Performance issues with a website can occur due to any number of reasons, the most effective way of solving this is to troubleshoot the issue. Below are some steps you can take in investigating this.
Please note that this article assume's you have some technical knowledge and is not a step by step guide. You can contact support to discuss any part of this article.
While Crucial can assist with some of these points, most would relate to the actual website code or content which we do not provide support for.
1. Ensure the CMS is optimised
If you are using a CMS it is highly recommended following the official optimisation guide for your platform. Below are links to some of the more popular platforms.
Other, unofficial guides are a simple google search away.
2. Speed Test the website
It is prudent to test your website against other websites that check performance. Some of the better testing websites will also provide recommendations for improving the performance. Below are some sites listed in no particular order.
If you have a VPS with Crucial that has management or support we will be able to assist you with these points.
1. Check Server resource usage
The first thing to check is ensuring your website is not hitting resource limits.
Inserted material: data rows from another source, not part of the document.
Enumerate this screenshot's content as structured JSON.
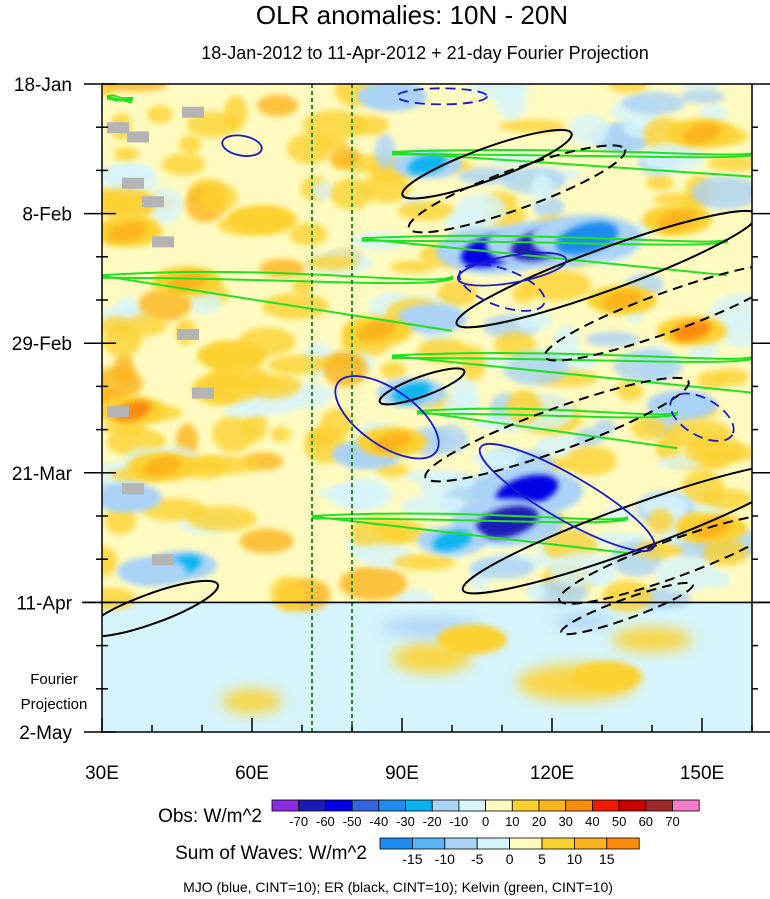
{
  "chart_data": {
    "type": "heatmap",
    "title": "OLR anomalies: 10N - 20N",
    "subtitle": "18-Jan-2012 to 11-Apr-2012 + 21-day Fourier Projection",
    "x_axis": {
      "label": "",
      "range": [
        30,
        160
      ],
      "units": "longitude (degrees east)",
      "ticks": [
        {
          "value": 30,
          "label": "30E"
        },
        {
          "value": 60,
          "label": "60E"
        },
        {
          "value": 90,
          "label": "90E"
        },
        {
          "value": 120,
          "label": "120E"
        },
        {
          "value": 150,
          "label": "150E"
        }
      ]
    },
    "y_axis": {
      "label": "",
      "range_days": [
        0,
        105
      ],
      "units": "days since 18-Jan-2012 (time increases downward)",
      "ticks": [
        {
          "day": 0,
          "label": "18-Jan"
        },
        {
          "day": 21,
          "label": "8-Feb"
        },
        {
          "day": 42,
          "label": "29-Feb"
        },
        {
          "day": 63,
          "label": "21-Mar"
        },
        {
          "day": 84,
          "label": "11-Apr"
        },
        {
          "day": 105,
          "label": "2-May"
        }
      ]
    },
    "projection_divider_day": 84,
    "projection_label": [
      "Fourier",
      "Projection"
    ],
    "reference_longitudes": [
      72,
      80
    ],
    "obs_colorbar": {
      "label": "Obs: W/m^2",
      "levels": [
        -70,
        -60,
        -50,
        -40,
        -30,
        -20,
        -10,
        0,
        10,
        20,
        30,
        40,
        50,
        60,
        70
      ],
      "colors": [
        "#8a2be2",
        "#1a1ab8",
        "#0000e6",
        "#3466e0",
        "#1e8cf0",
        "#08b4f0",
        "#aad2f5",
        "#d6f4fb",
        "#fffbc0",
        "#fcd232",
        "#fcb41e",
        "#fc8c0a",
        "#f01a00",
        "#c80000",
        "#a02828",
        "#f57ac8"
      ]
    },
    "waves_colorbar": {
      "label": "Sum of Waves: W/m^2",
      "levels": [
        -15,
        -10,
        -5,
        0,
        5,
        10,
        15
      ],
      "colors": [
        "#1e8cf0",
        "#5ab4f5",
        "#aad2f5",
        "#d6f4fb",
        "#fffbc0",
        "#fcd232",
        "#fcb41e",
        "#fc8c0a"
      ]
    },
    "contour_legend": "MJO (blue, CINT=10); ER (black, CINT=10); Kelvin (green, CINT=10)",
    "series": [
      {
        "name": "MJO",
        "color": "#1a1acc",
        "contour_interval": 10
      },
      {
        "name": "ER",
        "color": "#000000",
        "contour_interval": 10
      },
      {
        "name": "Kelvin",
        "color": "#22e022",
        "contour_interval": 10
      }
    ],
    "missing_data_color": "#b4b4b4",
    "anomaly_patches": [
      {
        "lon": 108,
        "day": 27,
        "value": -60
      },
      {
        "lon": 118,
        "day": 26,
        "value": -70
      },
      {
        "lon": 127,
        "day": 25,
        "value": -40
      },
      {
        "lon": 95,
        "day": 13,
        "value": -30
      },
      {
        "lon": 92,
        "day": 50,
        "value": -30
      },
      {
        "lon": 115,
        "day": 66,
        "value": -60
      },
      {
        "lon": 111,
        "day": 71,
        "value": -70
      },
      {
        "lon": 100,
        "day": 74,
        "value": -30
      },
      {
        "lon": 96,
        "day": 38,
        "value": -20
      },
      {
        "lon": 83,
        "day": 60,
        "value": -20
      },
      {
        "lon": 146,
        "day": 52,
        "value": -20
      },
      {
        "lon": 46,
        "day": 78,
        "value": -30
      },
      {
        "lon": 40,
        "day": 79,
        "value": -20
      },
      {
        "lon": 35,
        "day": 67,
        "value": -20
      },
      {
        "lon": 88,
        "day": 2,
        "value": -20
      },
      {
        "lon": 36,
        "day": 53,
        "value": 30
      },
      {
        "lon": 42,
        "day": 62,
        "value": 20
      },
      {
        "lon": 35,
        "day": 24,
        "value": 20
      },
      {
        "lon": 47,
        "day": 32,
        "value": 20
      },
      {
        "lon": 148,
        "day": 40,
        "value": 30
      },
      {
        "lon": 145,
        "day": 22,
        "value": 20
      },
      {
        "lon": 134,
        "day": 35,
        "value": 20
      },
      {
        "lon": 150,
        "day": 8,
        "value": 20
      },
      {
        "lon": 85,
        "day": 40,
        "value": 20
      },
      {
        "lon": 88,
        "day": 58,
        "value": 20
      },
      {
        "lon": 152,
        "day": 72,
        "value": 20
      },
      {
        "lon": 131,
        "day": 96,
        "value": 10
      },
      {
        "lon": 104,
        "day": 90,
        "value": 10
      },
      {
        "lon": 62,
        "day": 22,
        "value": 10
      },
      {
        "lon": 56,
        "day": 44,
        "value": 10
      }
    ],
    "contours": [
      {
        "wave": "ER",
        "style": "solid",
        "center": [
          107,
          13
        ],
        "radius_deg": 18,
        "radius_days": 2.6,
        "tilt_deg": -20
      },
      {
        "wave": "ER",
        "style": "dashed",
        "center": [
          113,
          17
        ],
        "radius_deg": 23,
        "radius_days": 3.2,
        "tilt_deg": -20
      },
      {
        "wave": "ER",
        "style": "solid",
        "center": [
          131,
          30
        ],
        "radius_deg": 32,
        "radius_days": 3.4,
        "tilt_deg": -20
      },
      {
        "wave": "ER",
        "style": "dashed",
        "center": [
          143,
          37
        ],
        "radius_deg": 26,
        "radius_days": 3.2,
        "tilt_deg": -20
      },
      {
        "wave": "ER",
        "style": "solid",
        "center": [
          94,
          49
        ],
        "radius_deg": 9,
        "radius_days": 1.6,
        "tilt_deg": -20
      },
      {
        "wave": "ER",
        "style": "dashed",
        "center": [
          121,
          56
        ],
        "radius_deg": 28,
        "radius_days": 3.4,
        "tilt_deg": -20
      },
      {
        "wave": "ER",
        "style": "solid",
        "center": [
          136,
          72
        ],
        "radius_deg": 36,
        "radius_days": 3.6,
        "tilt_deg": -20
      },
      {
        "wave": "ER",
        "style": "dashed",
        "center": [
          144,
          77
        ],
        "radius_deg": 24,
        "radius_days": 3.0,
        "tilt_deg": -20
      },
      {
        "wave": "ER",
        "style": "solid",
        "center": [
          40,
          85
        ],
        "radius_deg": 14,
        "radius_days": 2.4,
        "tilt_deg": -20
      },
      {
        "wave": "ER",
        "style": "dashed",
        "center": [
          135,
          85
        ],
        "radius_deg": 14,
        "radius_days": 1.6,
        "tilt_deg": -20
      },
      {
        "wave": "MJO",
        "style": "solid",
        "center": [
          58,
          10
        ],
        "radius_deg": 4,
        "radius_days": 1.6,
        "tilt_deg": 10
      },
      {
        "wave": "MJO",
        "style": "dashed",
        "center": [
          98,
          2
        ],
        "radius_deg": 9,
        "radius_days": 1.3,
        "tilt_deg": 0
      },
      {
        "wave": "MJO",
        "style": "solid",
        "center": [
          112,
          30
        ],
        "radius_deg": 11,
        "radius_days": 2.2,
        "tilt_deg": -10
      },
      {
        "wave": "MJO",
        "style": "dashed",
        "center": [
          110,
          33
        ],
        "radius_deg": 9,
        "radius_days": 3.0,
        "tilt_deg": 20
      },
      {
        "wave": "MJO",
        "style": "solid",
        "center": [
          87,
          54
        ],
        "radius_deg": 12,
        "radius_days": 4.5,
        "tilt_deg": 35
      },
      {
        "wave": "MJO",
        "style": "solid",
        "center": [
          123,
          67
        ],
        "radius_deg": 20,
        "radius_days": 3.6,
        "tilt_deg": 30
      },
      {
        "wave": "MJO",
        "style": "dashed",
        "center": [
          150,
          54
        ],
        "radius_deg": 7,
        "radius_days": 3.0,
        "tilt_deg": 30
      }
    ],
    "kelvin_bands": [
      {
        "day_start": 11,
        "day_end": 15,
        "lon_start": 88,
        "lon_end": 160
      },
      {
        "day_start": 25,
        "day_end": 31,
        "lon_start": 82,
        "lon_end": 155
      },
      {
        "day_start": 31,
        "day_end": 40,
        "lon_start": 30,
        "lon_end": 100
      },
      {
        "day_start": 44,
        "day_end": 50,
        "lon_start": 88,
        "lon_end": 160
      },
      {
        "day_start": 53,
        "day_end": 59,
        "lon_start": 93,
        "lon_end": 145
      },
      {
        "day_start": 70,
        "day_end": 76,
        "lon_start": 72,
        "lon_end": 135
      },
      {
        "day_start": 2,
        "day_end": 3,
        "lon_start": 31,
        "lon_end": 36
      }
    ]
  }
}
In the case of a website hosted on Website-Hosting this can be checking the resource usage in cPanel.
In the case of a VPS this would be checking the load of the server in addition to the memory usage.
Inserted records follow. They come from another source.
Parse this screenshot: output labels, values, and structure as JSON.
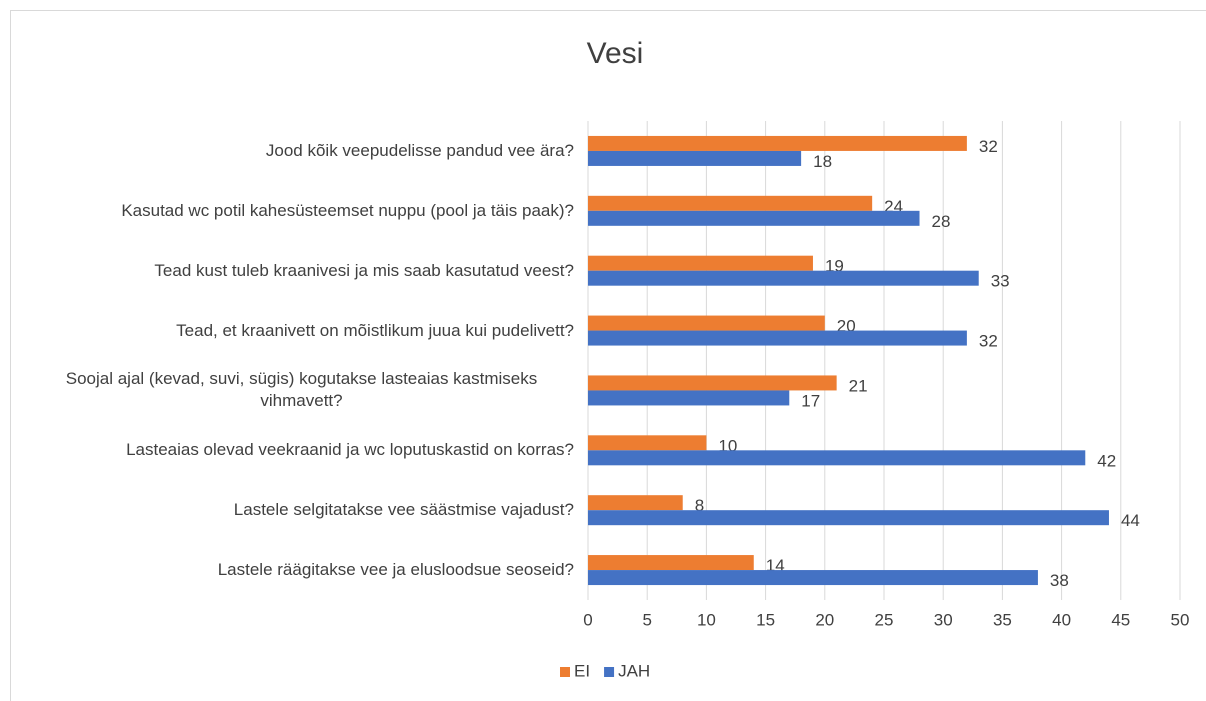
{
  "chart_data": {
    "type": "bar",
    "orientation": "horizontal",
    "title": "Vesi",
    "categories": [
      "Jood kõik veepudelisse pandud vee ära?",
      "Kasutad wc potil kahesüsteemset nuppu (pool ja täis paak)?",
      "Tead kust tuleb kraanivesi ja mis saab kasutatud veest?",
      "Tead, et kraanivett on mõistlikum juua kui pudelivett?",
      "Soojal ajal (kevad, suvi, sügis) kogutakse lasteaias kastmiseks vihmavett?",
      "Lasteaias olevad veekraanid ja wc loputuskastid on korras?",
      "Lastele selgitatakse vee säästmise vajadust?",
      "Lastele räägitakse vee ja elusloodsue seoseid?"
    ],
    "series": [
      {
        "name": "EI",
        "color": "#ed7d31",
        "values": [
          32,
          24,
          19,
          20,
          21,
          10,
          8,
          14
        ]
      },
      {
        "name": "JAH",
        "color": "#4472c4",
        "values": [
          18,
          28,
          33,
          32,
          17,
          42,
          44,
          38
        ]
      }
    ],
    "xlim": [
      0,
      50
    ],
    "xticks": [
      0,
      5,
      10,
      15,
      20,
      25,
      30,
      35,
      40,
      45,
      50
    ],
    "grid": true,
    "legend": "bottom"
  }
}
In both cases it is important to remember that a higher then expected traffic load can cause performance issues, and if the load is great enough could leave the site inaccessible.
2. Ensure Compression is being used
If your website is not already delivering content using compression, then ensuring that it is using compression will not only speed up the loading of the website, but will also save you bandwidth with each page load.
3. Review the PHP handler
If your website is on a VPS you will be able to select the best PHP handler for your hosting needs.
If you are running more then a handful of websites on the server it is best to use SuPHP which is more suited to this due to it's security model and use of permissions.
If you are running a single website it is better to run either DSO or FastCGI. Fast CGI has a better security model and permissions then DSO, but this comes at the cost of requiring more memory. Both provide speed benefits over SuPHP.
4. Optimise Apache
The optimisations that can be made here mostly relate to ensuring that Apache is using the server's resources most efficiently. Specifically by tweaking the Prefork MPM settings.
5. Optimise SQL
This can be broken down into a few different things
- Identifying slow SQL queries
SQL queries that look through a large amount of data are typically slower to run then with smaller data, especially if the query is more complex. If a query takes several seconds to complete, this will have a direct impact on the loading speed of a website (Typically measured as 'TTFB'). Depending on how it is coded, this can result from content loading slowly to even the webpage entirely.
- Optimising SQL
Out of the Box, SQL is usually configured to accommodate a high number of use cases. Most optimisations that can be made here will relate to optimising SQL to understand the server resources better. The tweaks that can be made will vary on a case by case basis. We use a tuning primer to identify what can be done.